Pada lazimnya perjalanan
sebuah riwayat adalah dari sahabat ke tabi’in,kemudian oleh tabi’in diteruskan
kepada tabi’ut tabi’in ,kemudian begitu
seterusnya yang kemudian sampai pada rawi terahir yang skaligus menjadi mukharrij. Makin jauh masa kehidupan
mukharrij dengan masa kehidupan Nabi, makin banyak rawi yang menjadi sandaran
riwayatnya.
Persoalannya,
setelah sebuah riwayat atau hadits mengalami sejarah yang panjang dan pahit karena digunakan dalam berbagai
kepentingan, karena banyak hadits buatan orang dikatan sebagai hadits yang
berasal dari Nabi. Kondisi ini membingungkan dan menyulitkan dalm memisahkan
mana yang berasal dari Nabi dan mana yang bukan (palsu). Itu merupakan suatu
alasan mengapa para ulama pada abad
kedua hijriyah mulai brfikir bagaimana memisahkan hadits yang “asli” dan yang
“palsu”.
BAB II
PEMBAHASAN
A. Pengertian
Hadits dho’if secara bahasa adalah lemah lawan
dari qawi(kuat), hadits dho’if disebut juga hadis yang mardud ( ditolak ). Hadits dho’if menurut istilah adalah hadits yang kehilangan satu syarat atau
lebih dari syarat-syarat hadits shohih
atau hadits hasan, atau tidak terdapat sifat-sifat hadits shohih atau hadits
hasan,atau tidak sampai tingkatan hadits hasan.
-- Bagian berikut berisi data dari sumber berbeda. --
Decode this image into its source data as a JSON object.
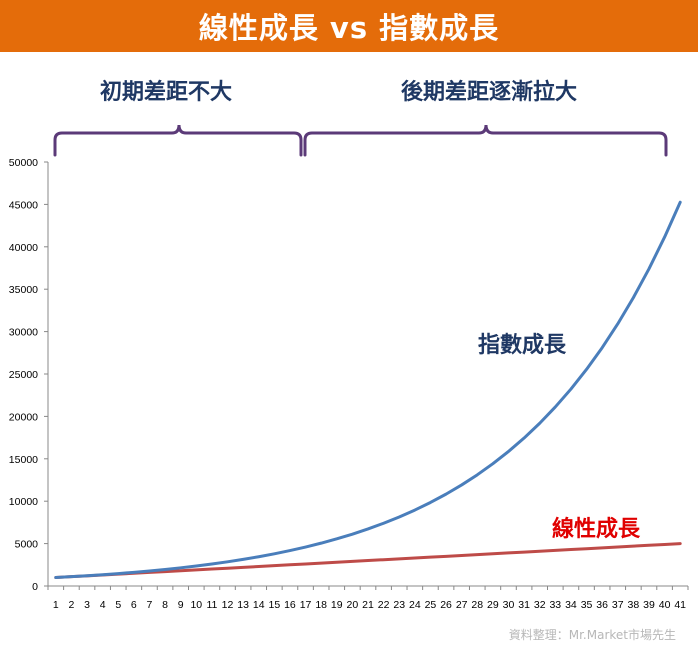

Ulama Hadits telah ada yang membagi
hadits dhoif menjadi 42 macam
(sebagaimana yang dilakukan oleh al-Iraqy), bahkan ada yang membaginya sampai
129 macam, namun disini hanya akan dibahas beberapa macam saja, dengan melihat
dari dua segi. Yakni dari segi gugurnya atau terputusnya sanad dan terdapatnya
cacat pada rawi.
Adapun
sebab-sebab hadits dho’if itu ada dua :
1. Gugurnya rawi dalam sanandnya (ketidak
bersambungan sanadnya).
2. Terdapatnya cacat pada rawi baik dari segi
keadilan maupun kedhobitannya.
B.
Macam-macam hadits dho’if berdasarkan
klasifikasinya.
1. Klasifikasi hadits dho’if berdasarkan gugurnya rawi dalam sanadnya.
a.Hadits
mursal
Adalah hadits yang diriwayatkan oleh tabi’in
dari Nabi tanpa menyebutkan nama sahabat, atau hadits yang gugur rawi
shahabinya.
Contoh
عن زياد السهمي قال نهي رسول لله صلي الله
عليه وسلم, ان تسترضع الحمقي ( اخرجه ابو داود, وهو مرسل وليس لزياد صحبة)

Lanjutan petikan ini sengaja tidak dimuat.